Now, in terms of memory layout, I think layout of Any is a good starting point - i.e.value buffer + type. As an optimization, instead of using value buffer of hardcoded size, we can compute it precisely based on types being used. E.g. value buffer for (Int | String) is max(sizeof(Int), sizeof(String)). If any of the types in question in an existential, then only value buffer part of the existential is taken into account.

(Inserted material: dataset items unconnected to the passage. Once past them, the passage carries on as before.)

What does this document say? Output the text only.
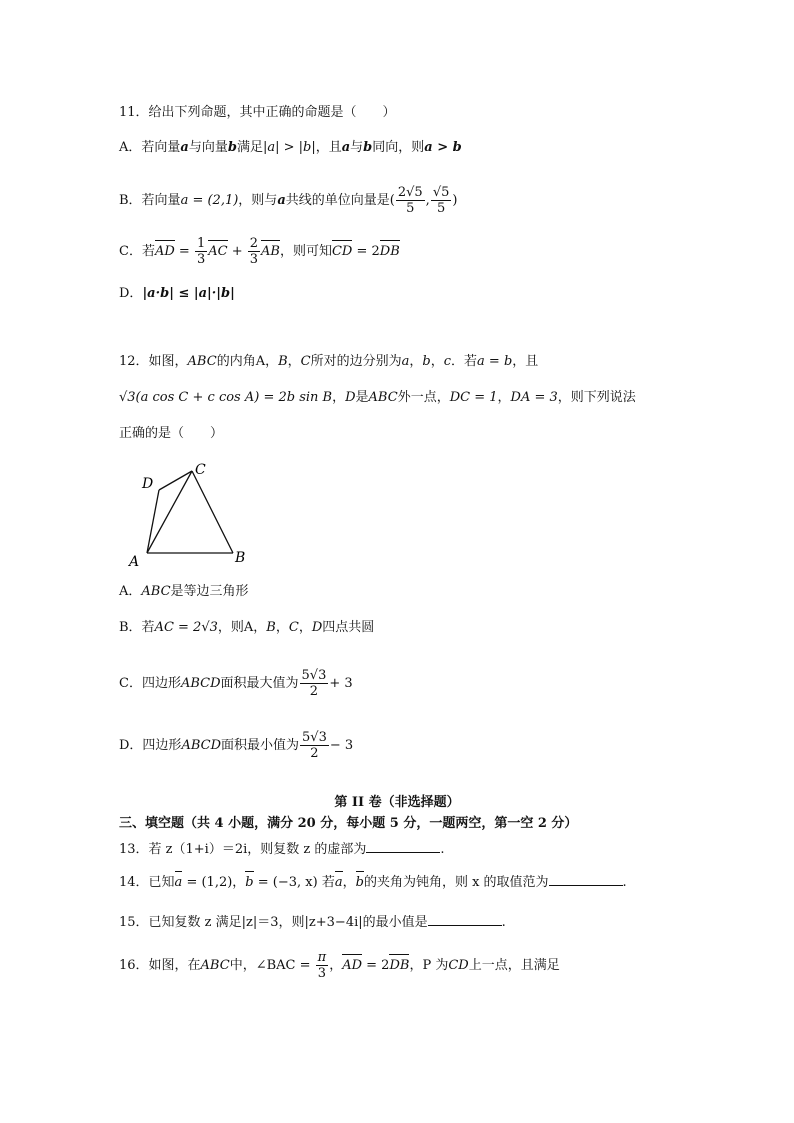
11．给出下列命题，其中正确的命题是（　　）
A．若向量a与向量b满足|a| > |b|，且a与b同向，则a > b
B．若向量a = (2,1)，则与a共线的单位向量是( $\frac{2√5}{5}$ , $\frac{√5}{5}$ )
C．若AD = $\frac{1}{3}$ AC + $\frac{2}{3}$ AB，则可知CD = 2DB
D．|a·b| ≤ |a|·|b|
12．如图，ABC的内角A，B，C所对的边分别为a，b，c．若a = b，且
√3(a cos C + c cos A) = 2b sin B，D是ABC外一点，DC = 1，DA = 3，则下列说法
正确的是（　　）
D
C
A	B
A．ABC是等边三角形
B．若AC = 2√3，则A，B，C，D四点共圆
C．四边形ABCD面积最大值为 $\frac{5√3}{2} + 3$
D．四边形ABCD面积最小值为 $\frac{5√3}{2} - 3$
第 II 卷（非选择题）
三、填空题（共 4 小题，满分 20 分，每小题 5 分，一题两空，第一空 2 分）
13．若 z（1+i）＝2i，则复数 z 的虚部为	.
14．已知a = (1,2)，b = (−3, x) 若a，b的夹角为钝角，则 x 的取值范为	.
15．已知复数 z 满足|z|＝3，则|z+3−4i|的最小值是	.
16．如图，在ABC中，∠BAC = $\frac{\pi}{3}$ ，AD = 2DB，P 为CD上一点，且满足
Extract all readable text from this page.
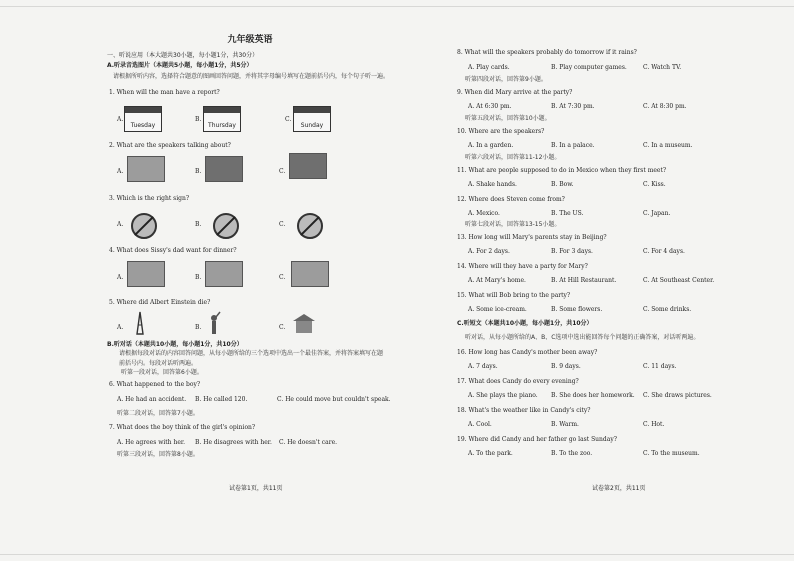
九年级英语
一、听说应用（本大题共30小题，每小题1分，共30分）
A.听录音选图片（本题共5小题，每小题1分，共5分）
请根据所听内容，选择符合题意的图画回答问题，并将其字母编号填写在题前括号内，每个句子听一遍。
1. When will the man have a report?
A.
Tuesday
B.
Thursday
C.
Sunday
2. What are the speakers talking about?
A.	B.	C.
3. Which is the right sign?
A.	B.	C.
4. What does Sissy's dad want for dinner?
A.	B.	C.
5. Where did Albert Einstein die?
A.	B.	C.
B.听对话（本题共10小题，每小题1分，共10分）
请根据每段对话的内容回答问题，从每小题所给的三个选项中选出一个最佳答案，并将答案填写在题
前括号内。每段对话听两遍。
听第一段对话，回答第6小题。
6. What happened to the boy?
A. He had an accident. B. He called 120.	C. He could move but couldn't speak.
听第二段对话，回答第7小题。
7. What does the boy think of the girl's opinion?
A. He agrees with her. B. He disagrees with her. C. He doesn't care.
听第三段对话，回答第8小题。
试卷第1页，共11页
8. What will the speakers probably do tomorrow if it rains?
A. Play cards.	B. Play computer games.	C. Watch TV.
听第四段对话，回答第9小题。
9. When did Mary arrive at the party?
A. At 6:30 pm.	B. At 7:30 pm.	C. At 8:30 pm.
听第五段对话，回答第10小题。
10. Where are the speakers?
A. In a garden.	B. In a palace.	C. In a museum.
听第六段对话，回答第11-12小题。
11. What are people supposed to do in Mexico when they first meet?
A. Shake hands.	B. Bow.	C. Kiss.
12. Where does Steven come from?
A. Mexico.	B. The US.	C. Japan.
听第七段对话，回答第13-15小题。
13. How long will Mary's parents stay in Beijing?
A. For 2 days.	B. For 3 days.	C. For 4 days.
14. Where will they have a party for Mary?
A. At Mary's home.	B. At Hill Restaurant.	C. At Southeast Center.
15. What will Bob bring to the party?
A. Some ice-cream.	B. Some flowers.	C. Some drinks.
C.听短文（本题共10小题，每小题1分，共10分）
听对话，从每小题所给的A、B、C选项中选出能回答每个问题的正确答案，对话听两遍。
16. How long has Candy's mother been away?
A. 7 days.	B. 9 days.	C. 11 days.
17. What does Candy do every evening?
A. She plays the piano. B. She does her homework. C. She draws pictures.
18. What's the weather like in Candy's city?
A. Cool.	B. Warm.	C. Hot.
19. Where did Candy and her father go last Sunday?
A. To the park.	B. To the zoo.	C. To the museum.
试卷第2页，共11页
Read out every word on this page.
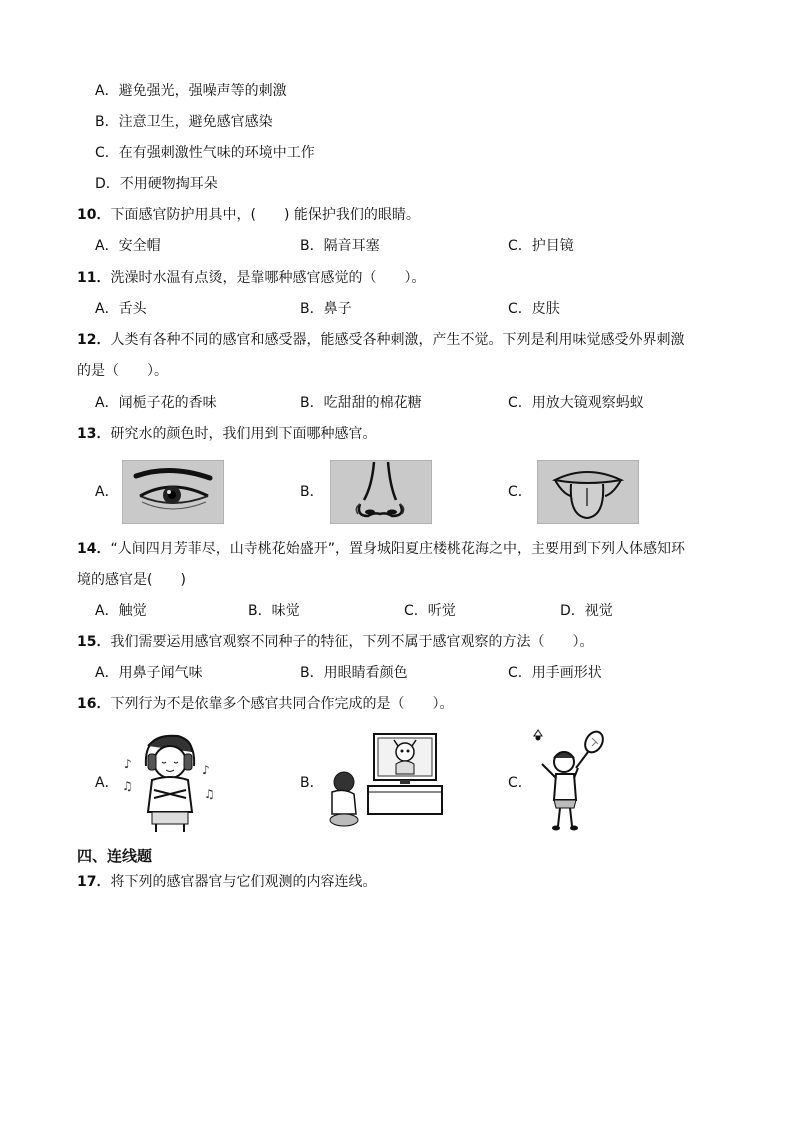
A．避免强光，强噪声等的刺激
B．注意卫生，避免感官感染
C．在有强刺激性气味的环境中工作
D．不用硬物掏耳朵
10．下面感官防护用具中，(　　) 能保护我们的眼睛。
A．安全帽	B．隔音耳塞	C．护目镜
11．洗澡时水温有点烫，是靠哪种感官感觉的（　　）。
A．舌头	B．鼻子	C．皮肤
12．人类有各种不同的感官和感受器，能感受各种刺激，产生不觉。下列是利用味觉感受外界刺激
的是（　　）。
A．闻栀子花的香味	B．吃甜甜的棉花糖	C．用放大镜观察蚂蚁
13．研究水的颜色时，我们用到下面哪种感官。
A．	B．	C．
14．“人间四月芳菲尽，山寺桃花始盛开”，置身城阳夏庄楼桃花海之中，主要用到下列人体感知环
境的感官是(　　)
A．触觉	B．味觉	C．听觉	D．视觉
15．我们需要运用感官观察不同种子的特征，下列不属于感官观察的方法（　　）。
A．用鼻子闻气味	B．用眼睛看颜色	C．用手画形状
16．下列行为不是依靠多个感官共同合作完成的是（　　）。
A．
♪
♫
♪
♫
B．	C．
四、连线题
17．将下列的感官器官与它们观测的内容连线。
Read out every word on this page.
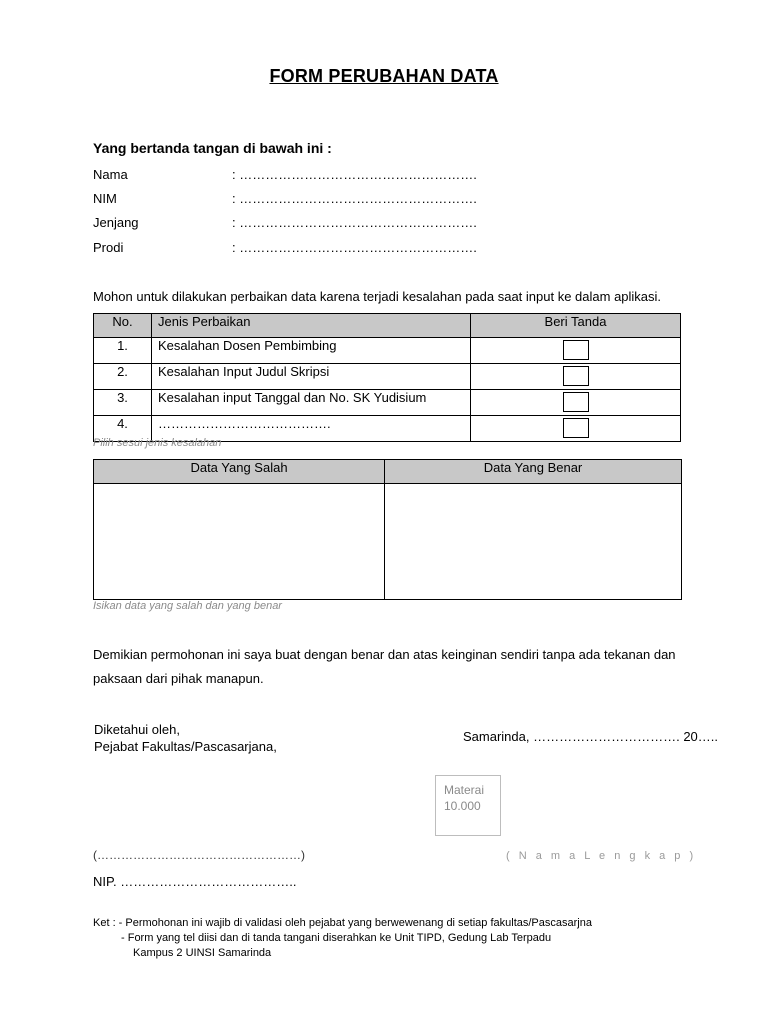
FORM PERUBAHAN DATA
Yang bertanda tangan di bawah ini :
Nama	: ……………………………………………….
NIM	: ……………………………………………….
Jenjang	: ……………………………………………….
Prodi	: ……………………………………………….
Mohon untuk dilakukan perbaikan data karena terjadi kesalahan pada saat input ke dalam aplikasi.
No.	Jenis Perbaikan	Beri Tanda
1.	Kesalahan Dosen Pembimbing	
2.	Kesalahan Input Judul Skripsi	
3.	Kesalahan input Tanggal dan No. SK Yudisium	
4.	………………………………….	
Pilih sesui jenis kesalahan
Data Yang Salah	Data Yang Benar

Isikan data yang salah dan yang benar
Demikian permohonan ini saya buat dengan benar dan atas keinginan sendiri tanpa ada tekanan dan
paksaan dari pihak manapun.
Diketahui oleh,
Pejabat Fakultas/Pascasarjana,
Samarinda, ……………………………. 20…..
Materai
10.000
(……………………………………………)	( N a m a L e n g k a p )
NIP. …………………………………..
Ket : - Permohonan ini wajib di validasi oleh pejabat yang berwewenang di setiap fakultas/Pascasarjna
- Form yang tel diisi dan di tanda tangani diserahkan ke Unit TIPD, Gedung Lab Terpadu
Kampus 2 UINSI Samarinda
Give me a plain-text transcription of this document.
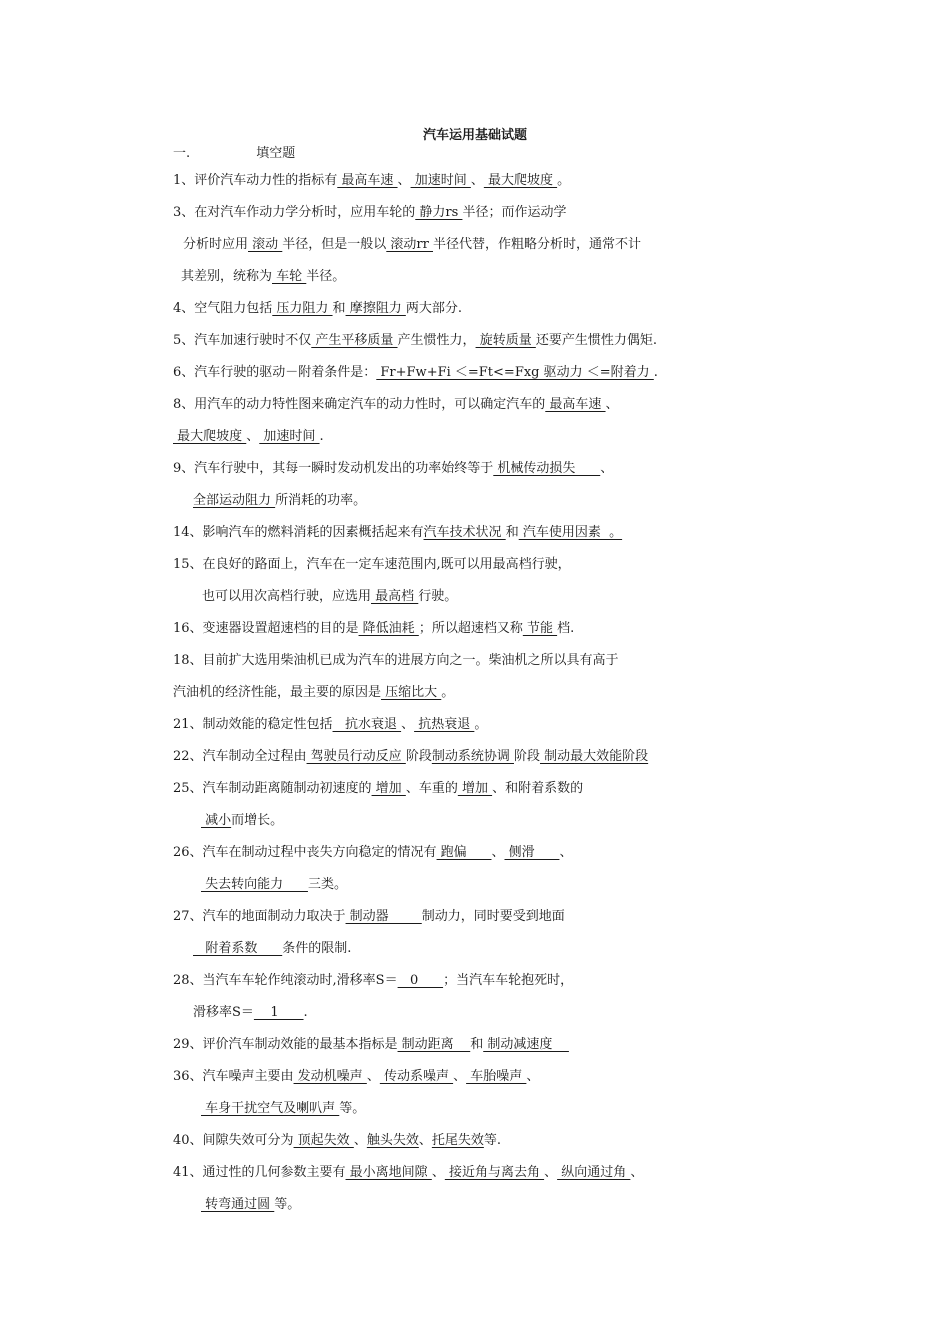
汽车运用基础试题
一.                填空题
1、评价汽车动力性的指标有 最高车速 、 加速时间 、 最大爬坡度 。
3、在对汽车作动力学分析时，应用车轮的 静力rs 半径；而作运动学
分析时应用 滚动 半径，但是一般以 滚动rr 半径代替，作粗略分析时，通常不计
其差别，统称为 车轮 半径。
4、空气阻力包括 压力阻力 和 摩擦阻力 两大部分.
5、汽车加速行驶时不仅 产生平移质量 产生惯性力， 旋转质量 还要产生惯性力偶矩.
6、汽车行驶的驱动－附着条件是： Fr+Fw+Fi ＜=Ft<=Fxg 驱动力 ＜=附着力 .
8、用汽车的动力特性图来确定汽车的动力性时，可以确定汽车的 最高车速 、
最大爬坡度 、 加速时间 .
9、汽车行驶中，其每一瞬时发动机发出的功率始终等于 机械传动损失      、
全部运动阻力 所消耗的功率。
14、影响汽车的燃料消耗的因素概括起来有汽车技术状况 和 汽车使用因素  。
15、在良好的路面上，汽车在一定车速范围内,既可以用最高档行驶，
也可以用次高档行驶，应选用 最高档 行驶。
16、变速器设置超速档的目的是 降低油耗 ；所以超速档又称 节能 档.
18、目前扩大选用柴油机已成为汽车的进展方向之一。柴油机之所以具有高于
汽油机的经济性能，最主要的原因是 压缩比大 。
21、制动效能的稳定性包括   抗水衰退 、 抗热衰退 。
22、汽车制动全过程由 驾驶员行动反应 阶段制动系统协调 阶段 制动最大效能阶段
25、汽车制动距离随制动初速度的 增加 、车重的 增加 、和附着系数的
减小而增长。
26、汽车在制动过程中丧失方向稳定的情况有 跑偏      、 侧滑      、
失去转向能力      三类。
27、汽车的地面制动力取决于 制动器        制动力，同时要受到地面
附着系数      条件的限制.
28、当汽车车轮作纯滚动时,滑移率S＝   0      ；当汽车车轮抱死时，
滑移率S＝    1      .
29、评价汽车制动效能的最基本指标是 制动距离    和 制动减速度
36、汽车噪声主要由 发动机噪声 、 传动系噪声 、 车胎噪声 、
车身干扰空气及喇叭声 等。
40、间隙失效可分为 顶起失效 、触头失效、托尾失效等.
41、通过性的几何参数主要有 最小离地间隙 、 接近角与离去角 、 纵向通过角 、
转弯通过圆 等。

I'm not sure though what to do with protocol witnesses. If we are sure we will not need to support private/multiple conformances, then it is ok not to store them and lookup dynamically when matching. But if we assume that we will need to support private/multiple conformances, then protocol witnesses need to be stored. And probably all of them. So that layout of the (any P | any Q) would be: value buffer + type + witness for P + witness for Q. And when assigning T() to x both witnesses will be stored. Then with private witnesses, it would behave like this:
let x: (any P | any Q) = T()
switch x {
case let p as any P:
print("It's a P: \(p)") // prints "T()"
print("P as Q: \(p as? Q)") // prints nil - when casting to any P witness for Q was lost
print("x as Q: \(x as? Q)") // prints .some(T()) - `x` has witness for Q
case let q as any Q:
...
}
class A {}
class B: A {}
class C: B {}
switch C() {
case is A:
print("A")
case is B:
print("B")
default:
print("Other")
}
(outputs "A")
The compiler already warns that "Case is already handled by previous patterns; consider removing it". It would presumably continue to do so for sum types.
I've been meaning to get into contributing to the Swift compiler repository for a while now. Once I get myself familiar with the contributor's documentation, codebase architecture, and the build process, I'll start working on implementing this for the formal proposal. In the meantime, I'll try putting together a formal pitch once I have some time to spare.